I personally brought the tense situation to the notice of the Food Commissioner at Jaipur who put it in writing and brought it to the notice of the CS and FM. Since the pressure was continued and we had to show results the ADM was dispatched to the area with a strong police force to initiate search and seize operations in accordance with law.

The first such attempt met with resistance in a outlying hamlet from the villagers and the seized wheat had to be returned.

The police party returned to the Dak Bunglow after arresting some villagers. Soon a big crowd collected outside the rest house and the ADM called their representatives for talks. After certain discussions it was agreed to release the arrested people but rather than dispersing, the crowd started heavy pelting of stones on the police. This resulted in some serious injuries to the police personnel and the RAC fired in self defense. This led to death of 3-4 persons on the spot and one more casualty in the hospital later on.

The authorities at Jaipur were quite upset, particularly the CM and the FM but were able to appreciate the difficulties of the district authorities. The earlier note of the Food Commissioner also came to our rescue since the government had already been alerted.

The government initially appointed me as the Enquiry Officer but later a judicial enquiry was ordered and a High Court judge was appointed to conduct the enquiry.

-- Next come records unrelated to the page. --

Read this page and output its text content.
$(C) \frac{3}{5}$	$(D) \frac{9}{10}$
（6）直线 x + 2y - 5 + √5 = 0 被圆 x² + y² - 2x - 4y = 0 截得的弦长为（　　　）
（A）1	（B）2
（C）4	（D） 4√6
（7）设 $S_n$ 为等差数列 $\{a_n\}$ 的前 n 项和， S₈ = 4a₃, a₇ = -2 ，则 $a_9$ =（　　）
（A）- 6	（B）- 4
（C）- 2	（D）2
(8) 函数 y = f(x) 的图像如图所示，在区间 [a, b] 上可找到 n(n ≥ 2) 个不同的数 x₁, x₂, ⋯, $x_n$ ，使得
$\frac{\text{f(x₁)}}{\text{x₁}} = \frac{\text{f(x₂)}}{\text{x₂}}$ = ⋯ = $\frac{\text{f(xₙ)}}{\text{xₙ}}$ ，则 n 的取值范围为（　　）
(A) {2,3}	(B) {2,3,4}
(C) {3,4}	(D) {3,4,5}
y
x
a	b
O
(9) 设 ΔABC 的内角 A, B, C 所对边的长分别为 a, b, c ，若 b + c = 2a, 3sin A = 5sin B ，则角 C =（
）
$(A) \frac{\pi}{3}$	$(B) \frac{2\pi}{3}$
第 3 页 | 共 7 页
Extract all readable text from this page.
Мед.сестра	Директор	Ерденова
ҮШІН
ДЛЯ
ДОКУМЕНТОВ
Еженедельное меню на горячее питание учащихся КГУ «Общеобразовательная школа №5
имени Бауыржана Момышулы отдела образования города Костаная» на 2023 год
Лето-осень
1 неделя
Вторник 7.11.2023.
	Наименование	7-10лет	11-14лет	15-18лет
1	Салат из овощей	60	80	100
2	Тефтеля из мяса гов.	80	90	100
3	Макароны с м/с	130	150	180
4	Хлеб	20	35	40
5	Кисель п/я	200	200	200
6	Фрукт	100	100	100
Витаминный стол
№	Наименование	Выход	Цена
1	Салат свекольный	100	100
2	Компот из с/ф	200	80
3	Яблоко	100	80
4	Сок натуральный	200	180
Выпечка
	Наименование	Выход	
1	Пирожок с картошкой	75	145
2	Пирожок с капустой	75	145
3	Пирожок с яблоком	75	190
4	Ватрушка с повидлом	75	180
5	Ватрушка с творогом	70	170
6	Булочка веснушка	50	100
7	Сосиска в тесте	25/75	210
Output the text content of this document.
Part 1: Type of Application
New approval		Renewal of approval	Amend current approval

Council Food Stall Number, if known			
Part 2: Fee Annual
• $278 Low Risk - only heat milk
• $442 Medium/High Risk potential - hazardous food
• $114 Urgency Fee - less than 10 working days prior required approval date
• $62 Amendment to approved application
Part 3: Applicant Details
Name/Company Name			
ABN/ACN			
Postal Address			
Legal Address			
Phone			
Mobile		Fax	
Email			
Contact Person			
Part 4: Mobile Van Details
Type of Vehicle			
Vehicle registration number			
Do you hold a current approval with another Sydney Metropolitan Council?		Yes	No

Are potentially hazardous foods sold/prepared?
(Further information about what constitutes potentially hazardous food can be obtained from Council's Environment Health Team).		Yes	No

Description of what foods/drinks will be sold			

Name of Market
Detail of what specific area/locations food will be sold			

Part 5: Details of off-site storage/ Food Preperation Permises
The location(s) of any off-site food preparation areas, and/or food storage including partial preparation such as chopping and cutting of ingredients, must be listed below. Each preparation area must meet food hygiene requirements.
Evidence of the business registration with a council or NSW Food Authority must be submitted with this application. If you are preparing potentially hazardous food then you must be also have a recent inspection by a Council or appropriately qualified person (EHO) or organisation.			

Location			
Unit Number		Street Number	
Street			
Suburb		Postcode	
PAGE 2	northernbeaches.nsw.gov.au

I also submitted an affidavit but was not called for evidence. I did not have the occasion to see the report of the Judge but obviously there was no further action in the matter.

Editor's Note: Stay tuned for Part 2 in which Shri K. K. Bhatnagar will deal with the declaration of Emergency and other incidents.

Comments

Mr Bhatnagar's account of his posting at Jodhpur, as Collector and DM, is a very matter of fact. He has given a peek to the readers about his real work as a beaurocrat and "Sarve-Sarva" of the District. He has been totally matter of fact and has narrated the challenges faced by him and how he was able to tackle them successfully.
It is a frank and true narration, which is a role model for future generations of IAS officers !
I found it to be very enlightening as it is a useful guide for the young administraters.

Good to read this - not many first hand accounts available. Look forward to the Emergency story.